H.R. REP. No. 101-485(II), at 53 (1990), reprinted in 1990 U.S.C.C.A.N. 303, 334 (emphasis added). The other two relevant committee reports contain nearly identical language. See H.R. REP. No. 101-485(III), at 28-29 (1990), reprinted in 1990 U.S.C.C.A.N. 445, 451 (Judiciary Committee); S. REP. No. 101-116, at 23 (1989) (Labor and Human Resources Committee). Nothing in the legislative history suggests any disagreement with this position.
Because the EEOC's position is consistent with the text of the statute and finds compelling support in the logic and legislative history of the ADA, the existence of mitigating measures should not be taken into account when deciding whether a disability exists.6 See Griggs v. Duke Power Co., 401 U.S. 424, 433-34, 91 S.Ct. 849, 854-55, 28 L.Ed.2d 158 (1971) (adopting EEOC interpretation that was consistent with legislative history and purpose of antidiscrimination statute). The question in this case, then, is whether Gilday's diabetes in its uncontrolled state substantially limits a major life activity.
2. Whether Gilday has Produced Evidence that His Uncontrolled Diabetes Limits a Major Life Activity
Gilday has put forth sufficient evidence that his untreated diabetes constitutes a disability to withstand summary judgment. As noted above, he testified that before he began treatment he suffered from a variety of unpleasant physical symptoms of the condition. The natural inference is that if he were to stop treatment these symptoms would again manifest themselves. Equally importantly, Gilday testified that his condition caused his blood-sugar levels to fluctuate so that he became so irritable that he could not get along with co-workers and others. The ability to get along with coworkers and customers is necessary for all but the most solitary of occupations, and to the extent that his fluctuating blood-sugar levels impairs this, Gilday's diabetes may substantially limit his ability to work, a major life activity.7 See Roush v. Weastec, Inc., 96 F.3d 840, 844 (6th Cir.1996). Cf. McKay, 110 F.3d at 372 (stating relevant question as "whether plaintiff had carried her burden of establishing that her physical impairment significantly restricted her ability to perform 'either a class of jobs or a broad range of jobs in various classes' ") (quoting 29 C.F.R. § 1630.2(j)(3)(i)). Gilday has therefore put forth sufficient evidence to create a question of fact as to whether his diabetes constitutes a disability under the ADA.

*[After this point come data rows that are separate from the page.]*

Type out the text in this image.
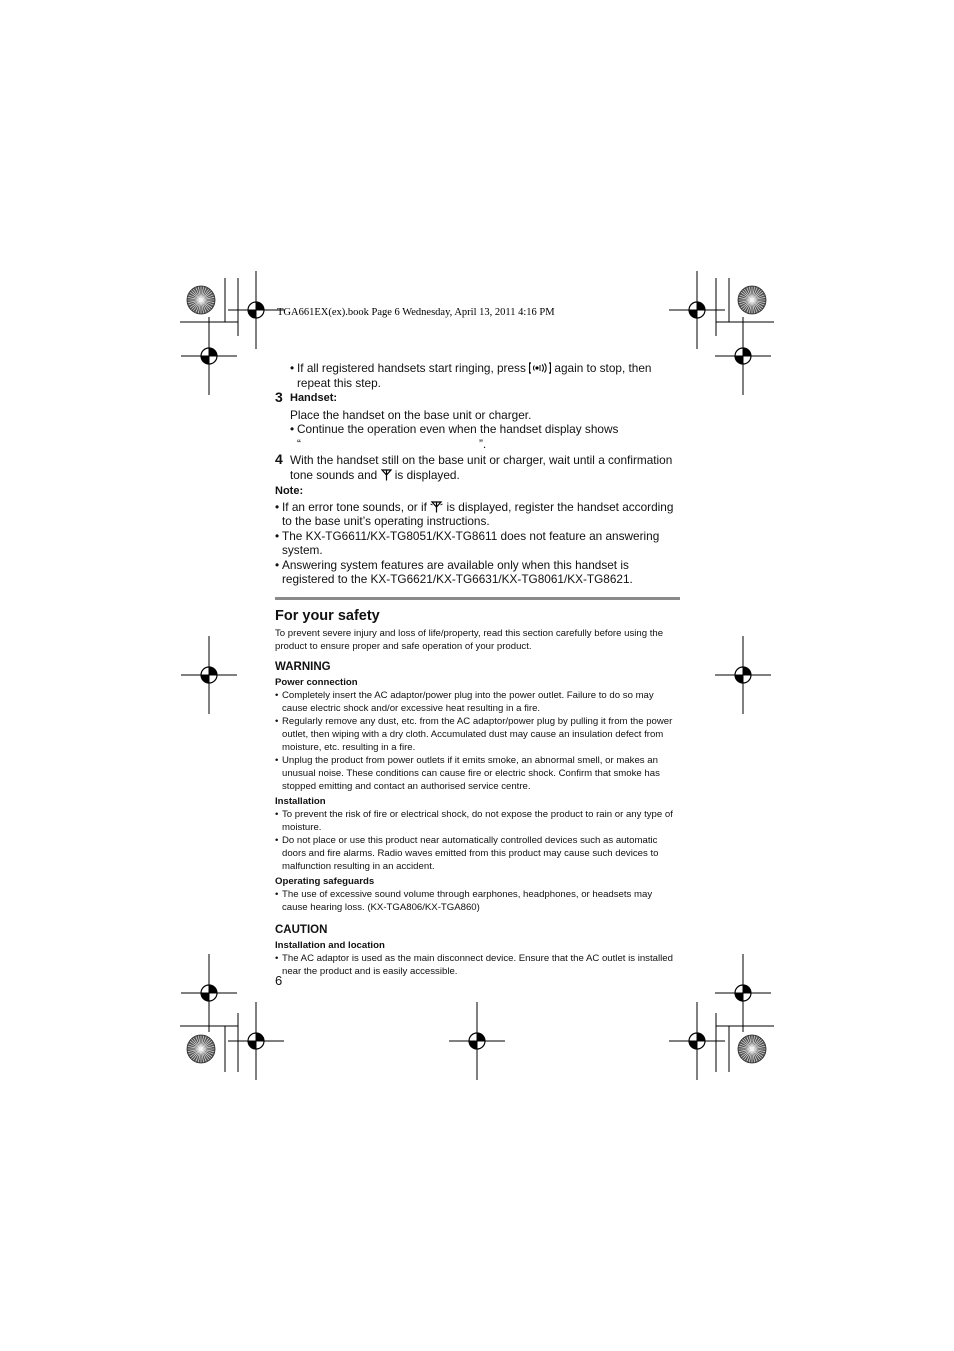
TGA661EX(ex).book Page 6 Wednesday, April 13, 2011 4:16 PM
• If all registered handsets start ringing, press  again to stop, then repeat this step.
3 Handset:
Place the handset on the base unit or charger.
• Continue the operation even when the handset display shows
“	”.
4 With the handset still on the base unit or charger, wait until a confirmation tone sounds and  is displayed.
Note:
• If an error tone sounds, or if  is displayed, register the handset according to the base unit’s operating instructions.
• The KX-TG6611/KX-TG8051/KX-TG8611 does not feature an answering system.
• Answering system features are available only when this handset is registered to the KX-TG6621/KX-TG6631/KX-TG8061/KX-TG8621.
For your safety
To prevent severe injury and loss of life/property, read this section carefully before using the product to ensure proper and safe operation of your product.
WARNING
Power connection
• Completely insert the AC adaptor/power plug into the power outlet. Failure to do so may cause electric shock and/or excessive heat resulting in a fire.
• Regularly remove any dust, etc. from the AC adaptor/power plug by pulling it from the power outlet, then wiping with a dry cloth. Accumulated dust may cause an insulation defect from moisture, etc. resulting in a fire.
• Unplug the product from power outlets if it emits smoke, an abnormal smell, or makes an unusual noise. These conditions can cause fire or electric shock. Confirm that smoke has stopped emitting and contact an authorised service centre.
Installation
• To prevent the risk of fire or electrical shock, do not expose the product to rain or any type of moisture.
• Do not place or use this product near automatically controlled devices such as automatic doors and fire alarms. Radio waves emitted from this product may cause such devices to malfunction resulting in an accident.
Operating safeguards
• The use of excessive sound volume through earphones, headphones, or headsets may cause hearing loss. (KX-TGA806/KX-TGA860)
CAUTION
Installation and location
• The AC adaptor is used as the main disconnect device. Ensure that the AC outlet is installed near the product and is easily accessible.
6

B. Whether Gilday has Produced Evidence that He was Qualified for the Position.
Defendants argue that even if Gilday is disabled, the grant of summary judgment should nonetheless be affirmed because Gilday's unpleasant disposition means he is not qualified to perform the essential functions of his job, i.e., treating co-workers and patients politely and being ready at a moment's notice. See Brief of Appellees Mecosta County et al. at 35-36. Again, disputed issues of material fact make summary judgment on this question inappropriate. The ADA defines a "qualified individual with a disability" as "an individual with a disability who, with or without reasonable accommodation, can perform the essential functions" of his position. 42 U.S.C. § 12111(8). Gilday testified that if he had been moved to a less-busy station he could have better followed his regimen and he would not have suffered from the blood-sugar fluctuations that made him rude, and that he can get along with other people when he can follow his special schedule. That he is presently employed, apparently without problems, lends some support to this claim. This constitutes sufficient evidence to create a factual question as to whether, with accommodations, he could have performed the essential functions of his job. An employer cannot deny an accommodation that the worker claims will make him able to perform the job and then argue that the worker's allegedly correctable performance justified termination. McPherson, 119 F.3d 453, 460 (quoted supra at n. 7).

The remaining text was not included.